The 7th Army NCOA has trained thousands of NCOs since the doors opened on Oct. 17, 1949, but not all from the United States. One unique distinction of the 7th Army NCOA is that it is one of the only academies that routinely trains with joint and multinational partners helping to build long-lasting relationships.
"For sixty years, we have trained students of our allied partners in both Europe and Africa by teaching them the leadership skills to help strengthen their NCO Corps," said Rhodes.
During the ceremony, Sgt. Maj. Darius ZaGara, command sergeant major for the Joint Multinational Training Command, accompanied Rhodes while presenting a streamer on the academy color commemorating 60 years of professional institutional instruction.

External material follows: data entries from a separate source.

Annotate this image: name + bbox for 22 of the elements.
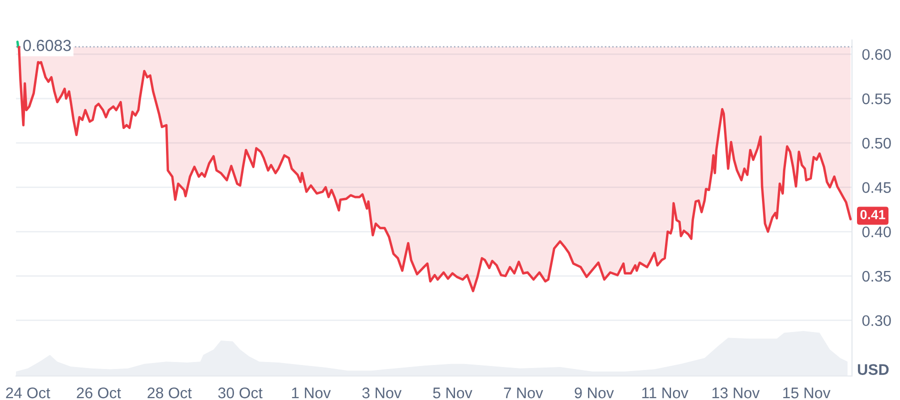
y-tick-label: 0.35 [862,270,891,282]
y-tick-label: 0.45 [862,182,891,193]
x-tick-label: 11 Nov [642,388,688,398]
x-tick-label: 15 Nov [783,388,830,398]
y-tick-label: 0.50 [862,138,891,149]
y-tick-label: 0.40 [862,226,891,238]
x-tick-label: 24 Oct [6,388,50,398]
x-tick-label: 7 Nov [504,388,544,398]
y-tick-label: 0.30 [862,315,891,326]
y-tick-label: 0.55 [862,93,891,104]
x-tick-label: 3 Nov [362,388,402,398]
x-tick-label: 9 Nov [574,388,614,398]
x-tick-label: 26 Oct [76,388,121,398]
x-tick-label: 13 Nov [712,388,760,398]
annotation: 0.41 [860,210,886,220]
x-tick-label: 1 Nov [292,388,331,398]
x-tick-label: 28 Oct [148,388,192,398]
ref-line-label: 0.6083 [23,40,71,52]
y-axis-title: USD [858,364,889,375]
x-tick-label: 5 Nov [433,388,472,398]
x-tick-label: 30 Oct [218,388,263,398]
y-tick-label: 0.60 [862,49,891,60]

Rhodes then presented each company with a streamer signifying the academy's recognition as an "academy of excellence," adjudicated by the United States Army's Training and Doctrine Command and Sergeants Major Academy.
"I graduated back in 2000 and I thought this institution of training was excellent then," said Sgt. 1st Class Aaron Beckman, the newly selected Department of the Army's Noncommissioned Officer of the Year, and current senior small group leader at the academy. "Now that I am actually a part of it helping this institution achieve an excellence rating, it makes me feel great, especially as large an organization as this is."
Beckman was also on hand to help bring back an old tradition at the academy. On this 60th anniversary day, Beckman presented the academy with a "swagger stick," which from this point on will be bestowed on the distinguished honor graduates of each course as a gift of recognition.
"The future is out there, in the ranks standing among the students," said Rhodes and pointing to the current class of students standing in formation. "This academy will always strive to set the conditions for the next generation of NCOs to be greater than we are."